I am not attacking anyone. I stated that I believe a child under two needs personal attention from their parents. Some parents choose not to give that attention but to pay someone else to give it instead. That's just a fact. In my view the attention given by a childcare worker is not the same as that given by a parent, it is the next best thing. That is just my opinion. Annakin, do you feel the attention given by a nursery worker is the same as that given by a parent?

doormat · 02/05/2012 12:14

cailin what an awful statement to make...some parents HAVE to go back to work..sahm is not an option to some..and as for your comments regarding nursery nurses and attention..you astound me...there are some of out there that really do care

CailinDana · 02/05/2012 12:20

I disagree that it's an "awful statement" doormat. I am certain there are fantastic nursery workers out there. What I said was that the attention of a nursery worker is not the same as that of a parent. Perhaps some people think it is. I just don't see how the care given by the person who made the baby (be it mum or dad) and bonded with it from birth could be the same as the care given by someone who is paid to look after it. It's just not the same. That's not an awful statement, that's just something I believe to be true.

Some people have no choice to go back to work, and I think they make the best of what they have. I clearly stated in my post that some parents choose not to look after their children.

Annakin31 · 02/05/2012 12:22

This reply has been deleted

Message withdrawn at poster's request.

CailinDana · 02/05/2012 12:25

Fair enough Annakin. You want her to go to nursery instead of staying at home with you. That's the same thing. If you wanted to keep her at home with you, you would. That's just a fact. I don't see what's so bad about saying that.
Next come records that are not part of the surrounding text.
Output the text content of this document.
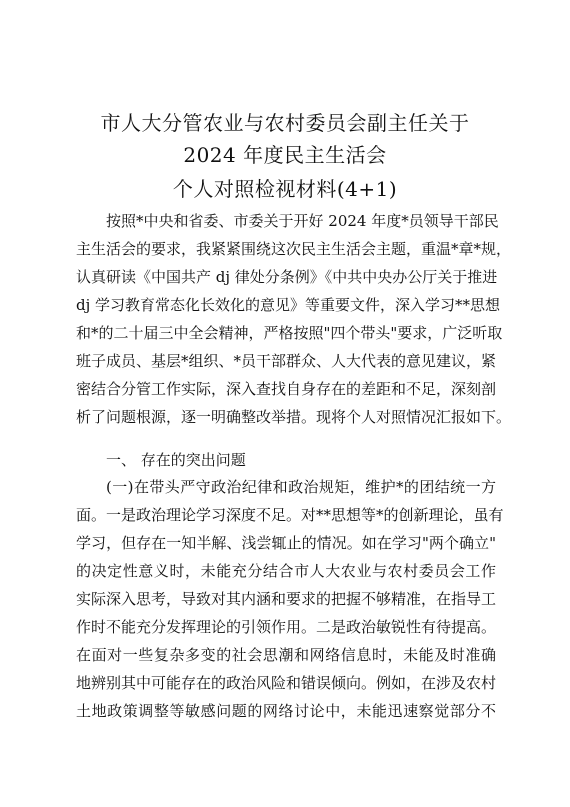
市人大分管农业与农村委员会副主任关于
2024 年度民主生活会
个人对照检视材料(4+1)
按照*中央和省委、市委关于开好 2024 年度*员领导干部民
主生活会的要求，我紧紧围绕这次民主生活会主题，重温*章*规，
认真研读《中国共产 dj 律处分条例》《中共中央办公厅关于推进
dj 学习教育常态化长效化的意见》等重要文件，深入学习**思想
和*的二十届三中全会精神，严格按照"四个带头"要求，广泛听取
班子成员、基层*组织、*员干部群众、人大代表的意见建议，紧
密结合分管工作实际，深入查找自身存在的差距和不足，深刻剖
析了问题根源，逐一明确整改举措。现将个人对照情况汇报如下。
一、 存在的突出问题
(一)在带头严守政治纪律和政治规矩，维护*的团结统一方
面。一是政治理论学习深度不足。对**思想等*的创新理论，虽有
学习，但存在一知半解、浅尝辄止的情况。如在学习"两个确立"
的决定性意义时，未能充分结合市人大农业与农村委员会工作
实际深入思考，导致对其内涵和要求的把握不够精准，在指导工
作时不能充分发挥理论的引领作用。二是政治敏锐性有待提高。
在面对一些复杂多变的社会思潮和网络信息时，未能及时准确
地辨别其中可能存在的政治风险和错误倾向。例如，在涉及农村
土地政策调整等敏感问题的网络讨论中，未能迅速察觉部分不
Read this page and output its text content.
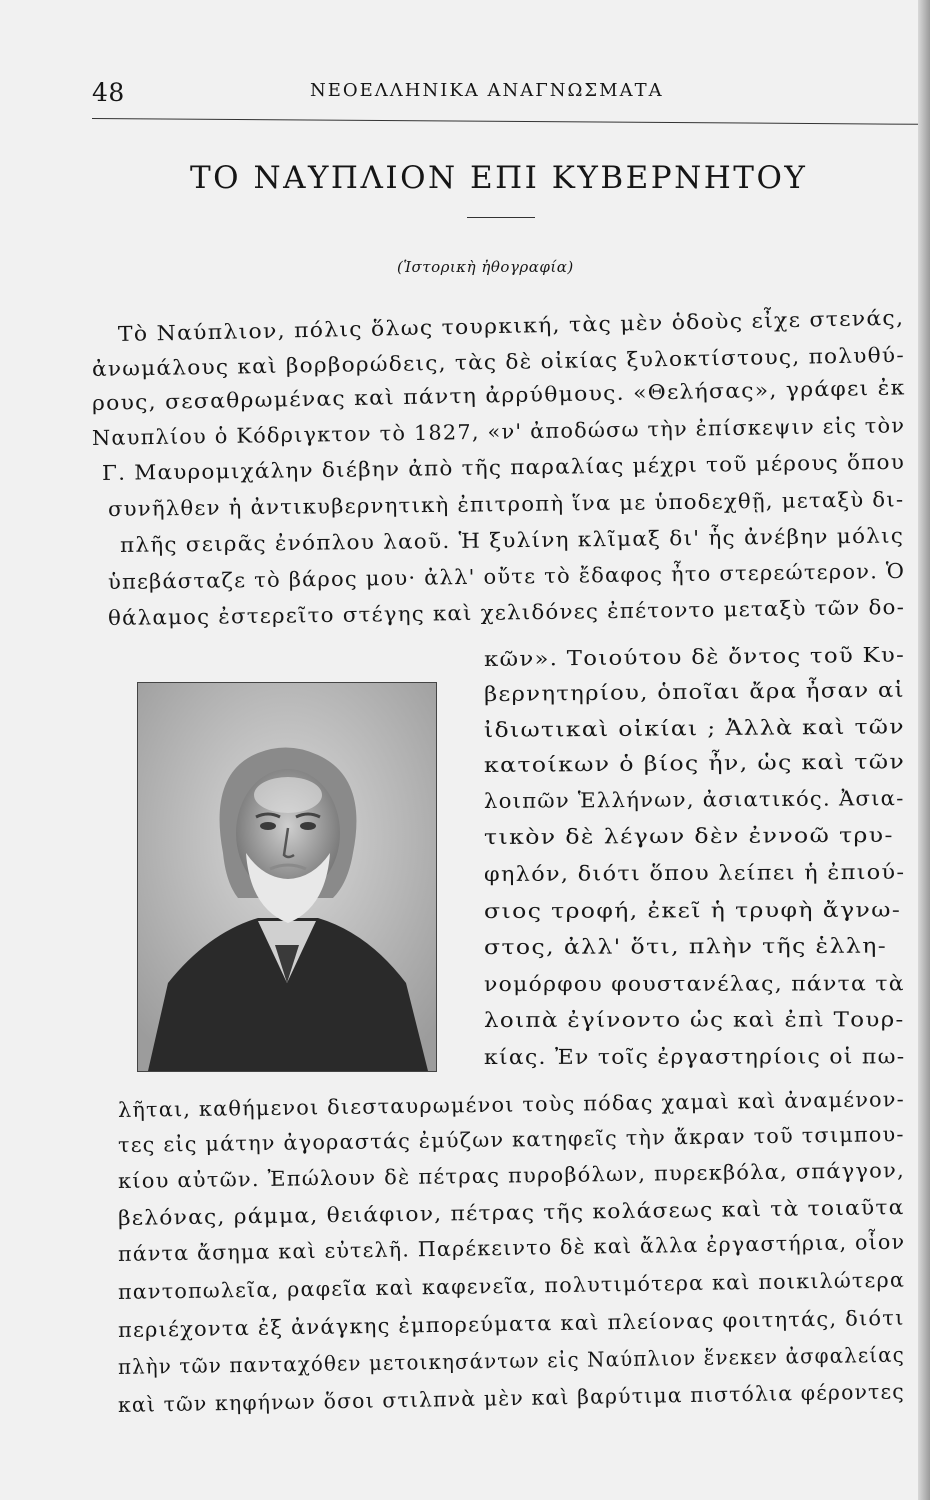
48	ΝΕΟΕΛΛΗΝΙΚΑ ΑΝΑΓΝΩΣΜΑΤΑ
ΤΟ ΝΑΥΠΛΙΟΝ ΕΠΙ ΚΥΒΕΡΝΗΤΟΥ
(Ἱστορικὴ ἠθογραφία)
Τὸ Ναύπλιον, πόλις ὅλως τουρκική, τὰς μὲν ὁδοὺς εἶχε στενάς,
ἀνωμάλους καὶ βορβορώδεις, τὰς δὲ οἰκίας ξυλοκτίστους, πολυθύ-
ρους, σεσαθρωμένας καὶ πάντη ἀρρύθμους. «Θελήσας», γράφει ἐκ
Ναυπλίου ὁ Κόδριγκτον τὸ 1827, «ν' ἀποδώσω τὴν ἐπίσκεψιν εἰς τὸν
Γ. Μαυρομιχάλην διέβην ἀπὸ τῆς παραλίας μέχρι τοῦ μέρους ὅπου
συνῆλθεν ἡ ἀντικυβερνητικὴ ἐπιτροπὴ ἵνα με ὑποδεχθῇ, μεταξὺ δι-
πλῆς σειρᾶς ἐνόπλου λαοῦ. Ἡ ξυλίνη κλῖμαξ δι' ἧς ἀνέβην μόλις
ὑπεβάσταζε τὸ βάρος μου· ἀλλ' οὔτε τὸ ἔδαφος ἦτο στερεώτερον. Ὁ
θάλαμος ἐστερεῖτο στέγης καὶ χελιδόνες ἐπέτοντο μεταξὺ τῶν δο-
κῶν». Τοιούτου δὲ ὄντος τοῦ Κυ-
βερνητηρίου, ὁποῖαι ἄρα ἦσαν αἱ
ἰδιωτικαὶ οἰκίαι ; Ἀλλὰ καὶ τῶν
κατοίκων ὁ βίος ἦν, ὡς καὶ τῶν
λοιπῶν Ἑλλήνων, ἀσιατικός. Ἀσια-
τικὸν δὲ λέγων δὲν ἐννοῶ τρυ-
φηλόν, διότι ὅπου λείπει ἡ ἐπιού-
σιος τροφή, ἐκεῖ ἡ τρυφὴ ἄγνω-
στος, ἀλλ' ὅτι, πλὴν τῆς ἑλλη-
νομόρφου φουστανέλας, πάντα τὰ
λοιπὰ ἐγίνοντο ὡς καὶ ἐπὶ Τουρ-
κίας. Ἐν τοῖς ἐργαστηρίοις οἱ πω-
λῆται, καθήμενοι διεσταυρωμένοι τοὺς πόδας χαμαὶ καὶ ἀναμένον-
τες εἰς μάτην ἀγοραστάς ἐμύζων κατηφεῖς τὴν ἄκραν τοῦ τσιμπου-
κίου αὐτῶν. Ἐπώλουν δὲ πέτρας πυροβόλων, πυρεκβόλα, σπάγγον,
βελόνας, ράμμα, θειάφιον, πέτρας τῆς κολάσεως καὶ τὰ τοιαῦτα
πάντα ἄσημα καὶ εὐτελῆ. Παρέκειντο δὲ καὶ ἄλλα ἐργαστήρια, οἷον
παντοπωλεῖα, ραφεῖα καὶ καφενεῖα, πολυτιμότερα καὶ ποικιλώτερα
περιέχοντα ἐξ ἀνάγκης ἐμπορεύματα καὶ πλείονας φοιτητάς, διότι
πλὴν τῶν πανταχόθεν μετοικησάντων εἰς Ναύπλιον ἕνεκεν ἀσφαλείας
καὶ τῶν κηφήνων ὅσοι στιλπνὰ μὲν καὶ βαρύτιμα πιστόλια φέροντες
doormat · 02/05/2012 12:26

just because you havent given birth to a child doesnt mean you dont have an attachment to the said child... i have many parents of the children that have been in my care ( or that i have been payed to look after as you would see it) on fb and i still love to see the pics of the children and how they are growing up... i cant count how many nice comments i have had back from said parents thanking me for treating their children with the greatest, care, respect and fondness..they know i think highly of their children and that i do care about them..i have been invited to childrens birthday parties etc as i have been part of the said childs life...stop making all nursery nurses look so bloody clinical as a job..there are alot of us out there that dont just shut off at the end of the day.